Aug. 14-15 2012
Today we head north out of Fairbanks to the small town of Chena, still yet another town at the end of a road. There’s really only one thing there, the Chena Hot Springs Resort. There is a large outdoor hot spring, indoor and outdoor hot tubs and an indoor pool for soaking. With due respect to the other bathers, there will be no pictures of the pools (ok, we forgot to get some those shots).
The resort used to be owned and run by the state but is now in private hands. As part of their effort to actually turn a profit, they have adopted a wide variety of environmentally friendly technologies. We are there early enough to get a tour of the grounds.
The focus of the tour is a geothermal system used to generate the electricity. Reen gives the tour guide a thorough grilling, but backs off before we get banned from the property. Their system is somewhat unique (and experimental) in that the temperature of the water used in the system is quite low (165 F) compared to typical geothermal systems (above 212 F). They get around this by using the water to heat a separate lower temperature coolant, which in turn powers through the generators. They claim their two existing units, a third is in the works, provide all the resort’s electricity needs.
We also learned about some other technologies they are attempting to help develop and/or use. One was a machine for turning most recyclable plastics directly into fuel (like gasoline or diesel); there was a small working tabletop model, on display. I don’t recall if there is a bigger version in production yet on the site yet.

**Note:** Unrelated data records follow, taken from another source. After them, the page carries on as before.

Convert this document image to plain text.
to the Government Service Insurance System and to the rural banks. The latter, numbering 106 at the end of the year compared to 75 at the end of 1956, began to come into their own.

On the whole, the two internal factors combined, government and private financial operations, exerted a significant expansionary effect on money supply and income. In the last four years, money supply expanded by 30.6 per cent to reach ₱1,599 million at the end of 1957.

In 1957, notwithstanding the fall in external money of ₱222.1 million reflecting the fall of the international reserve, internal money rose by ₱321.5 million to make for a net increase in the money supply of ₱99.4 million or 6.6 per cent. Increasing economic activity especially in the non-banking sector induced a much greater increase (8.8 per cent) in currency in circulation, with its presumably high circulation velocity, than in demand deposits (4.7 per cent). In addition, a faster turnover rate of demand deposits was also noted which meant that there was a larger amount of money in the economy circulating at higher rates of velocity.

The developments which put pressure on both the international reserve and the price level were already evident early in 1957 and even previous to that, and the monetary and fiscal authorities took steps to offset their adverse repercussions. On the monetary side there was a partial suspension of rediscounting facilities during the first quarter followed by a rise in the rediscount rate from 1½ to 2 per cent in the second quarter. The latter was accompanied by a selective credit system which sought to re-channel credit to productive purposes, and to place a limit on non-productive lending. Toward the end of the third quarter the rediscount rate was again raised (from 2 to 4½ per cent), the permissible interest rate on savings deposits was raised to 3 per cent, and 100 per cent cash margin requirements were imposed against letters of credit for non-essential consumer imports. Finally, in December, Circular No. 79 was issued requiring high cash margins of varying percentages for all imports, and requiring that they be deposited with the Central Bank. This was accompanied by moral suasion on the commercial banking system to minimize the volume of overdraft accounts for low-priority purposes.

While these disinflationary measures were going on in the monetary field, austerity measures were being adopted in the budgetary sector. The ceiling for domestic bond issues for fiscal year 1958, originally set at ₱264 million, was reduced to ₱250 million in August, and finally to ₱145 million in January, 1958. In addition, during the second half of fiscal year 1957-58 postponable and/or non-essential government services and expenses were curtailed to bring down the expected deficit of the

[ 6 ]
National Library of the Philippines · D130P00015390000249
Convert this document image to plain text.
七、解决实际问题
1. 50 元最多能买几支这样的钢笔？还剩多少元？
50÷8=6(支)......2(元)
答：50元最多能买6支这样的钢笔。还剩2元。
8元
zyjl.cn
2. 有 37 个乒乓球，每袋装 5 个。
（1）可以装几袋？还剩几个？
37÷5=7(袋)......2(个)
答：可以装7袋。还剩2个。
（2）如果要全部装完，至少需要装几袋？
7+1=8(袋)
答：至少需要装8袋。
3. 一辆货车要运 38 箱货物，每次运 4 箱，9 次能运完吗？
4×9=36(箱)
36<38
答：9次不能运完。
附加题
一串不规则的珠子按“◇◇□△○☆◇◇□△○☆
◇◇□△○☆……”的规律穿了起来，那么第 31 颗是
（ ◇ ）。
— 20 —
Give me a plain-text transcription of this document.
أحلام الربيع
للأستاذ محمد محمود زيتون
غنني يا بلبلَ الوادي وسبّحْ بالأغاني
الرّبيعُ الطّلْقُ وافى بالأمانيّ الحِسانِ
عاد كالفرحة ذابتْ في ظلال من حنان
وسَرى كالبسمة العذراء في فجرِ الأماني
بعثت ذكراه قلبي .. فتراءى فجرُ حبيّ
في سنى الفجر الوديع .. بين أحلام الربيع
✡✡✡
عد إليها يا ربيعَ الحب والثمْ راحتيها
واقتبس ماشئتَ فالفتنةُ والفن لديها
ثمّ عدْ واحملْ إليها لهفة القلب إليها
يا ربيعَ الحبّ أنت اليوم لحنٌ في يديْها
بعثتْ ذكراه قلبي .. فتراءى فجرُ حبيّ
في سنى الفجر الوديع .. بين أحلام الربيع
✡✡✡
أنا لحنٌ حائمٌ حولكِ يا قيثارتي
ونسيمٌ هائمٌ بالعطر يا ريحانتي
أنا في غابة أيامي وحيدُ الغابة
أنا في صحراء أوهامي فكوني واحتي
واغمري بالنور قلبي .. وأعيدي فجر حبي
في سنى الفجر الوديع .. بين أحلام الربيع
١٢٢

They are also trying to grow as much of their food as possible. And the tour includes some of the greenhouses. Here’s Brian checking out one of the outdoor gardens which supplement the greenhouses in summer.
The main indoor growing is done all hydroponically. This is the lettuce area. It’s a very long room where there continuously keep plants at all stages of growth so they can harvest every few days.
And there are lots of tomatoes. The vines grow really long; you can see them running along the rows at the bottom.
Everything is started from seed. These are new seedlings sprouting is some little mineral wool cubes.
They also have goats! They apparently serve no important purpose, but they are fun to show visitors. The tour guide gives us treats to feed them, and they seem to like being pet just like dogs.
A sled dog kennel is also on the premises, with dozens of dogs for sled dog rides in the winter. A nearby pen holds the retirees and the washouts, now available for adoption. Despite much prodding,Brian reluctantly leaves without a new friend. Poor Miso is probably still pacing in her pen wondering what she did wrong.
The rest of the day is spent soaking in the spring and relaxing around the campsite.
Our next day at the spring is spent on the trail. There is a trail that leaves from the property and heads off into the surrounding hills. Our intended destination is called Angel Rocks. It’s a long way to get there, and when we do, we find rocks. Mildly interesting rocks. At the rocks, we spend some time establishing committees to discuss and investigate the possible alternatives for returning back to the springs. After analyzing the resulting reports and taking into account the public feedback, the final decision is made to return back the way we came.
Despite the anti-climactic destination, it was overall a very enjoyable hike. Since most of the hike was up on a ridge over multiple peaks, there was an endless series of vistas to behold. And the weather so good, Reen and I did not even bring along our raingear.
In the end it turns out to be an 8 hour, 14 mile round trip with lots of climbing. Luckily we have a hot springs to ease our aching bodies.